In making their case for reduced consumption, Blake and Nicol highlighted the familiar problems of low wage growth and higher costs of living.

They also cited a third “unappreciated” factor, arguing that Australians will have less access to consumer finance and motor vehicle lending “as regulators take a stricter interpretation of responsible lending guidelines”.

In addition, they highlighted headwinds to Australia’s booming house prices stemming from the latest macro-prudential (MacroPru) restrictions on interest-only lending.

“The second round of MacroPru will directly hit the last remaining driver of the housing market – interest-only-driven investment demand,” they said.

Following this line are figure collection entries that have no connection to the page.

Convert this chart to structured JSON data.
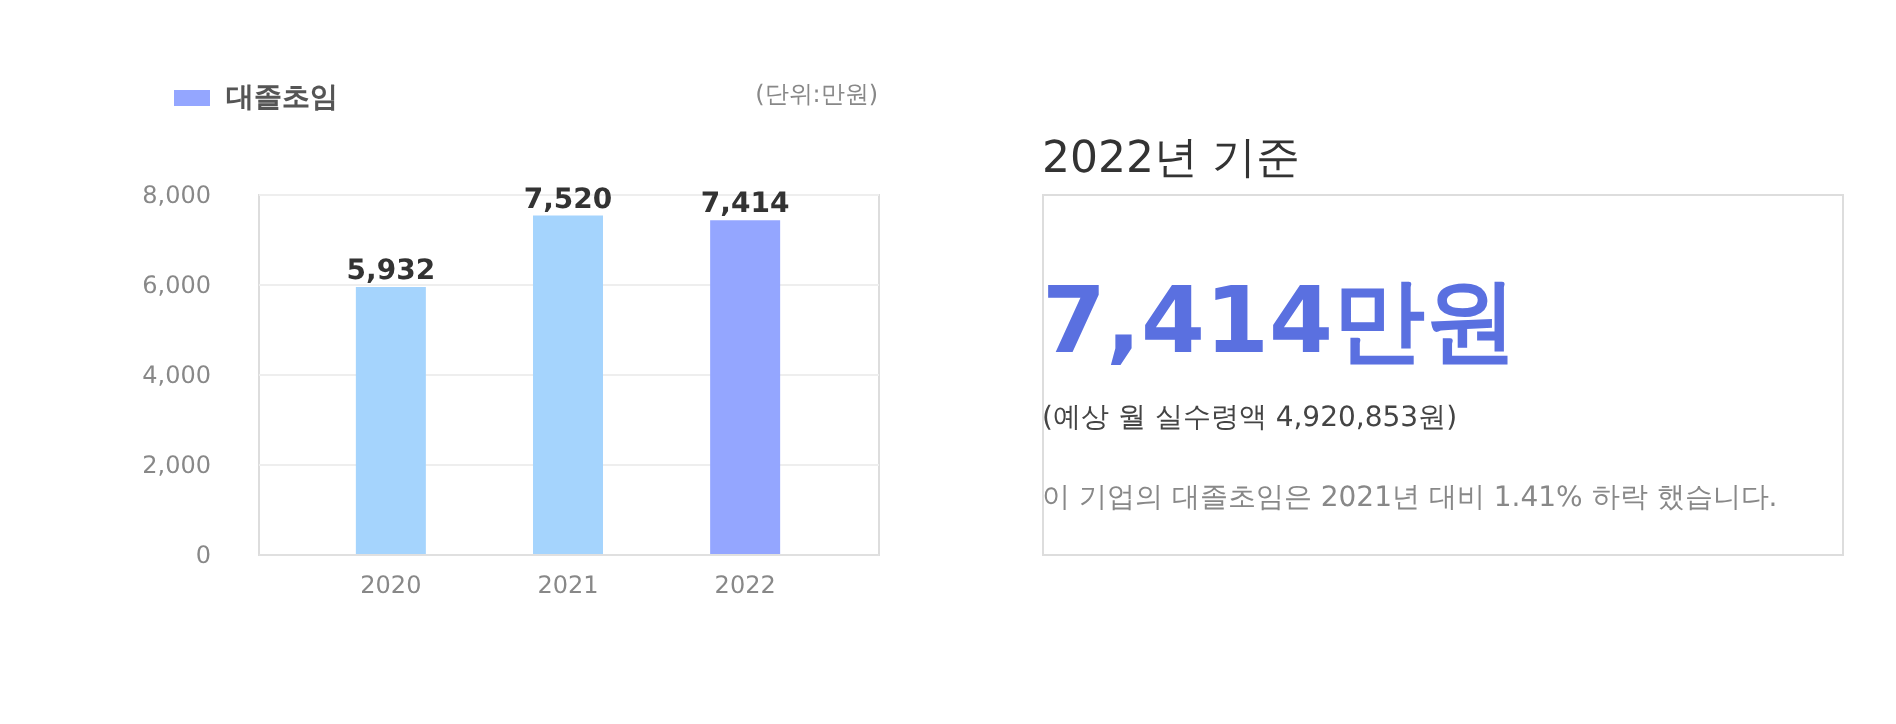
{
  "chart_data": [
    {
      "type": "bar",
      "categories": [
        "2020",
        "2021",
        "2022"
      ],
      "series": [
        {
          "name": "대졸초임",
          "color": "#94a6ff",
          "colors": [
            "#a5d4fd",
            "#a5d4fd",
            "#94a6ff"
          ],
          "values": [
            5932,
            7520,
            7414
          ],
          "value_labels": [
            "5,932",
            "7,520",
            "7,414"
          ]
        }
      ],
      "ylim": [
        0,
        8000
      ],
      "yticks": [
        0,
        {
          "value": 2000,
          "label": "2,000"
        },
        {
          "value": 4000,
          "label": "4,000"
        },
        {
          "value": 6000,
          "label": "6,000"
        },
        {
          "value": 8000,
          "label": "8,000"
        }
      ],
      "grid": "y",
      "legend": "top left",
      "annotations": [
        "(단위:만원)"
      ]
    },
    {
      "type": "other",
      "title": "2022년 기준",
      "annotations": [
        "7,414만원",
        "(예상 월 실수령액 4,920,853원)",
        "이 기업의 대졸초임은 2021년 대비 1.41% 하락 했습니다."
      ]
    }
  ]
}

The flow-on wealth effect of rising house prices has helped to off-set the falls in consumption from lower wage growth.

However, as house-price growth slows households are likely to place more focus on paying down debt, which puts the retail sector under more stress from reduced discretionary spending.

Morgan Stanley is also maintaining its forecast that unemployment will rise to more than 6% in 2018 as the booming growth in apartment construction slows.

Blake and Nicol said that recent employment figures were representative of the pressures on wage growth, given the high levels of under-employment and part-time work despite a “relatively stable” unemployment rate of 5.8%.

The net effect is that Australia is now “decoupling further from the global recovery, with the consumer facing a cash flow and credit crunch”.

That may go part of the way to explaining the recent separation between the ASX200 and its global counterparts.

While major indexes in the US, UK and Europe as well as Asian markets all rose in May, the ASX reversed the trend and fell by around 3.4%.

Morgan Stanley is maintaining its prediction that the RBA will hold rates at 1.5% through 2018, trapped by the competing forces of low wage growth and housing stability risks.

Blake and Nicol said that would allow policy makers to “buy time” and gain the economic benefits from a weaker Aussie dollar as the US Federal Reserve raises rates and potentially tightens monetary policy.

They said that the government could get involved with more fiscal spending, but was unlikely to do so.

“We think that the government continues to prioritise the AAA sovereign rating defense, which leaves little scope for stimlus,” they said.

In a more bullish scenario, the two analysts said that Australia will have to be reliant on the flow-on effects from global growth and capital expenditure.

The more negative case is that weaker consumption growth and slowing house prices drag the economy into recession as households focus on saving and paying down debt.